The Fentress County Sheriff’s Office is partnering with the Tennessee Highway Safety Office to increase roadway safety.
Some $10,000 in grant funding is coming to the Fentress County Sheriff’s office to provide more traffic vests, flashlights and overtime pay. Manager for Highway Safety Programs Detective Sergeant Jason Duncan said funding will focus on speeding and its effect on seat belts.
“More drivers are seat belting up, but yet they are still being killed in crashes and a lot of the evidence points toward an increase in speed,” Duncan said. “Which has adversely affected, even though they have been belted in their seat they still are not surviving the crashes.”
Duncan said the funding for overtime and visibility equipment helps a rural department maintain an over night presence. Ratcheting up speeding and distracted driving enforcement.

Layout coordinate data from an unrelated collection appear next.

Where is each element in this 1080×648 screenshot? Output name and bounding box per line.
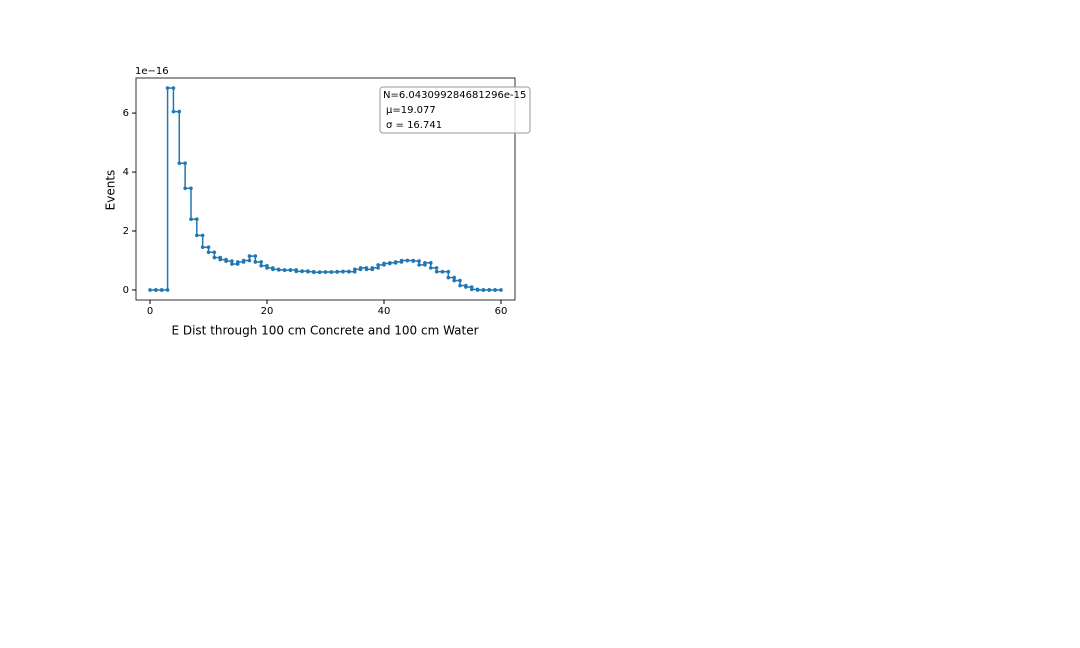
marker <box>276 268 281 272</box>
legend-text: μ=19.077 <box>386 105 436 116</box>
marker <box>393 260 398 264</box>
marker <box>235 260 240 264</box>
marker <box>224 259 228 263</box>
marker <box>464 285 468 289</box>
marker <box>265 266 269 270</box>
marker <box>399 258 404 263</box>
y-tick-label: 0 <box>123 285 129 296</box>
marker <box>469 287 474 292</box>
marker <box>177 161 182 166</box>
legend-text: σ = 16.741 <box>386 120 442 131</box>
y-offset-label: 1e−16 <box>135 66 169 77</box>
marker <box>282 268 287 273</box>
marker <box>218 257 223 262</box>
x-tick-label: 20 <box>261 306 274 317</box>
marker <box>317 270 322 274</box>
marker <box>230 262 234 266</box>
marker <box>358 266 363 270</box>
marker <box>271 267 275 272</box>
marker <box>323 270 328 274</box>
marker <box>376 263 380 267</box>
marker <box>475 288 480 292</box>
marker <box>165 288 170 292</box>
marker <box>352 267 357 272</box>
marker <box>364 267 369 272</box>
marker <box>253 260 258 264</box>
x-tick-label: 40 <box>378 306 391 317</box>
marker <box>499 288 503 292</box>
marker <box>183 186 187 191</box>
marker <box>493 288 497 292</box>
marker <box>241 258 246 263</box>
marker <box>481 288 486 292</box>
y-tick-label: 4 <box>123 167 129 178</box>
marker <box>312 270 316 275</box>
legend-text: N=6.043099284681296e-15 <box>383 90 526 101</box>
marker <box>458 283 462 288</box>
marker <box>452 278 456 283</box>
marker <box>195 233 199 238</box>
marker <box>434 269 439 274</box>
marker <box>171 109 176 114</box>
marker <box>417 263 421 267</box>
marker <box>148 288 152 292</box>
marker <box>259 264 263 268</box>
marker <box>306 269 310 274</box>
marker <box>370 266 375 270</box>
marker <box>446 275 451 280</box>
marker <box>428 266 433 270</box>
marker <box>423 261 427 265</box>
marker <box>382 261 386 266</box>
marker <box>347 269 351 274</box>
marker <box>154 288 158 292</box>
marker <box>165 86 170 90</box>
marker <box>247 254 252 258</box>
marker <box>376 266 380 270</box>
marker <box>200 245 205 250</box>
marker <box>171 86 176 90</box>
marker <box>341 269 345 274</box>
marker <box>300 269 304 273</box>
y-tick-label: 6 <box>123 108 129 119</box>
marker <box>189 217 193 222</box>
marker <box>388 261 392 265</box>
marker <box>411 259 416 263</box>
legend-box <box>379 86 531 134</box>
marker <box>206 250 211 255</box>
marker <box>288 268 293 272</box>
x-tick-label: 60 <box>495 306 508 317</box>
marker <box>440 269 445 274</box>
x-axis-label: E Dist through 100 cm Concrete and 100 c… <box>171 324 478 338</box>
marker <box>405 258 410 263</box>
marker <box>212 255 217 260</box>
marker <box>294 269 299 274</box>
x-tick-label: 0 <box>147 306 153 317</box>
y-tick-label: 2 <box>123 226 129 237</box>
marker <box>335 269 339 274</box>
y-axis-label: Events <box>104 170 118 211</box>
marker <box>159 288 164 292</box>
marker <box>487 288 492 292</box>
marker <box>329 270 334 274</box>
axes-frame <box>135 77 516 301</box>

“It’s hard for what officers are working on shift to always catch and enforce what’s going on, even though they attempt to do that,” Duncan said. “The overtime will just allow us to bring additional officers in after hours.”
With more officers working late into the night, Duncan said it increases the need to be aware of people pulled over. Bringing speeding, distractions and law enforcement visibility into play.

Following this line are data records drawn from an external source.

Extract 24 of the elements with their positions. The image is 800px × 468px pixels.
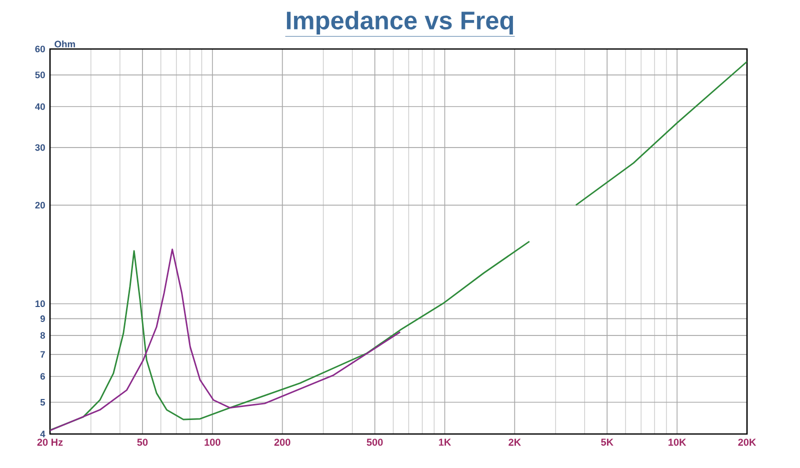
y-tick-label: 10 xyxy=(36,300,45,308)
y-tick-label: 6 xyxy=(40,373,45,380)
y-tick-label: 20 xyxy=(35,202,45,208)
y-tick-label: 30 xyxy=(35,144,45,151)
x-tick-label: 5K xyxy=(601,438,614,446)
x-tick-label: 2K xyxy=(508,438,521,446)
chart-title: Impedance vs Freq xyxy=(286,10,514,34)
y-tick-label: 60 xyxy=(35,46,45,52)
x-tick-label: 50 xyxy=(137,438,148,446)
x-tick-label: 20 Hz xyxy=(37,438,63,446)
x-tick-label: 10K xyxy=(668,438,686,446)
y-tick-label: 40 xyxy=(35,103,45,110)
y-tick-label: 50 xyxy=(35,72,45,78)
x-tick-label: 20K xyxy=(738,438,756,446)
x-tick-label: 1K xyxy=(438,438,452,446)
y-axis-title: Ohm xyxy=(54,40,75,48)
y-tick-label: 4 xyxy=(40,430,46,438)
y-tick-label: 8 xyxy=(40,332,45,339)
y-tick-label: 9 xyxy=(40,315,45,322)
y-tick-label: 5 xyxy=(40,399,46,406)
x-tick-label: 500 xyxy=(366,438,383,446)
y-tick-label: 7 xyxy=(40,351,45,358)
x-tick-label: 100 xyxy=(204,438,220,446)
x-tick-label: 200 xyxy=(274,438,290,446)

“Slow down, if you can’t move over slow down to a safe speed where you can go by them,” Duncan said. “If you can move over to an opposite lane, then move over a lane to allow them to do their job. That way at the end of the day, not only does the motoring community go home safely but so does that officer.”
For the past several years the focus has been on alcohol enforcement. Duncan said the sheriff’s office completed the last grant year with zero alcohol related fatalities.